Setelah pengalaman pertama yang menegangkan, Nala, Mahen, dan Cakra duduk bersila di lantai ruang kurungan mereka, membentuk lingkaran kecil. Di tengah mereka tergeletak selembar kertas lusuh yang mereka temukan di salah satu sudut ruangan. Kertas itu kini penuh dengan coretan dari pena yang sempat Nala curi dari ruang eksperimen. Peta kasar laboratorium yang lebih jelas dari sebelumnya perlahan mulai terbentuk. Garis-garis sederhana mewakili lorong-lorong panjang, sementara beberapa area masih kosong atau hanya diberi tanda tanya besar, menandakan bagian-bagian yang belum mereka jelajahi.
Suasana di antara mereka sunyi, hanya suara nafas pelan dan goresan pena yang terdengar saat menambahkan detail kecil pada peta.
"Ini ruang kontrol yang gue temuin semalam," ujar Mahen sembari menunjuk kotak kecil di salah satu sisi peta. Garis lengkung di sekitar kotak itu menunjukkan jalur yang sudah ia lewati.
"Lorong menuju ke sini cukup terang, tapi ada kamera di persimpangan ini." Ia menggambar lingkaran kecil di titik tertentu. "Ini kamera yang paling dekat dengan ruang kontrol."
"Dan ini ruang arsip," sambung Cakra, menunjuk area lain di peta. Letaknya tidak jauh dari ruang kontrol, tapi lebih jauh dari pintu keluar utama.
"Lokasinya lebih dekat ke ruang kontrol daripada ke pintu keluar. Kalau kita berhasil masuk ke ruang kontrol, kita bisa langsung menuju ke sini."
Nala menatap peta itu dengan serius, kedua alisnya berkerut. Ia menggigit bibirnya pelan, tanda bahwa ia sedang berpikir keras. "Oke, kalau gitu kita tahu prioritas pertama kita adalah ruang kontrol," ucapnya.
"Kalau kita bisa matiin atau nge-hack sistem kamera di sana, rute kita ke ruang arsip dan pintu keluar akan lebih aman."
Mahen menatapnya dengan skeptis. "Lo yakin bisa nge-hack sistem mereka? Maksud gue, ini laboratorium rahasia. Mereka nggak mungkin pake sistem keamanan yang gampang ditembus."
"Gue sama Cakra anak teknik informatika," jawab Nala dengan nada percaya diri, meskipun ada sedikit keraguan di matanya.

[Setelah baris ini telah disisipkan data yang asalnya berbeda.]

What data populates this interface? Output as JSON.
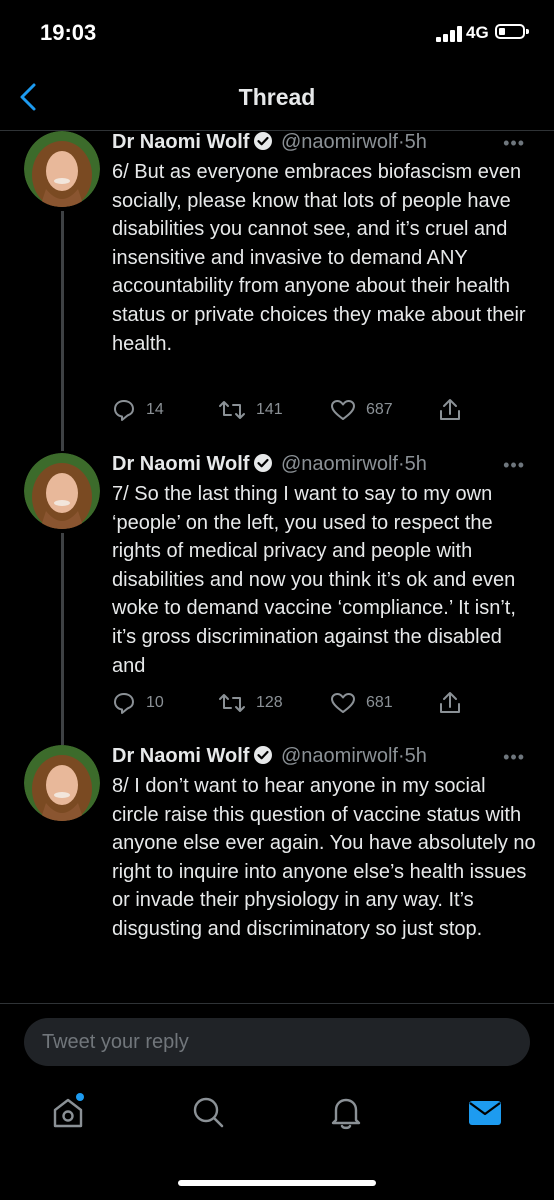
{
  "status_bar": {
    "time": "19:03",
    "network": "4G"
  },
  "header": {
    "title": "Thread"
  },
  "tweets": [
    {
      "name": "Dr Naomi Wolf",
      "handle": "@naomirwolf",
      "separator": "·",
      "time": "5h",
      "text": "6/ But as everyone embraces biofascism even socially, please know that lots of people have disabilities you cannot see, and it’s cruel and insensitive and invasive to demand ANY accountability from anyone about their health status or private choices they make about their health.",
      "replies": "14",
      "retweets": "141",
      "likes": "687"
    },
    {
      "name": "Dr Naomi Wolf",
      "handle": "@naomirwolf",
      "separator": "·",
      "time": "5h",
      "text": "7/ So the last thing I want to say to my own ‘people’ on the left, you used to respect the rights of medical privacy and people with disabilities and now you think it’s ok and even woke to demand vaccine ‘compliance.’ It isn’t, it’s gross discrimination against the disabled and",
      "replies": "10",
      "retweets": "128",
      "likes": "681"
    },
    {
      "name": "Dr Naomi Wolf",
      "handle": "@naomirwolf",
      "separator": "·",
      "time": "5h",
      "text": "8/ I don’t want to hear anyone in my social circle raise this question of vaccine status with anyone else ever again. You have absolutely no right to inquire into anyone else’s health issues or invade their physiology in any way. It’s disgusting and discriminatory so just stop."
    }
  ],
  "reply_bar": {
    "placeholder": "Tweet your reply"
  },
  "tabs": [
    "home-icon",
    "search-icon",
    "notifications-icon",
    "messages-icon"
  ],
  "colors": {
    "accent": "#1d9bf0",
    "background": "#000000",
    "secondary_text": "#8b9196"
  }
}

"Gue emang nggak pernah nge-hack sistem kayak gini sebelumnya. Tapi kita nggak punya pilihan lain, kan? Selama gue punya akses ke komputer mereka, gue akan coba. Gue udah belajar tentang sistem pengamanan dasar, dan kayaknya ini nggak jauh beda, semoga aja."
Mahen masih terlihat ragu, tapi ia tahu Nala tidak pernah bicara tanpa dasar. Ia akhirnya mengangguk.
"Oke, gue percaya lo. Tapi kalau ternyata sistemnya lebih rumit dari yang lo pikir, jangan terlalu lama di sana. Kalau mereka sadar sistem mereka diakses, kita bisa langsung ketahuan."
Mahen menarik nafas panjang. "Jadi rencananya gini, kan?" Ucapnya sembari mengetukkan pensilnya ke peta. "Malam ini, kita bertiga ke ruang kontrol, Nala sama Cakra fokus nge-hack sistem kamera, sementara gue ngawasin pintu. Kalau kita berhasil matiin kamera di rute kita, kita langsung ke ruang arsip."
Cakra mengerutkan dahi. "Tapi gimana dengan Kak Juna, Bang Jendra, dan Jingga? Bukannya rencana awal kita adalah nyelamatin mereka dulu?"
Nala terdiam sejenak, mereka awalnya memang sepakat bahwa prioritas pertama adalah menyelamatkan ketiga teman mereka yang masih dikurung di ruangan terpisah. Tapi setelah misi pertama mereka, Nala menyadari bahwa membawa mereka semua keluar tanpa perencanaan matang akan sangat berisiko.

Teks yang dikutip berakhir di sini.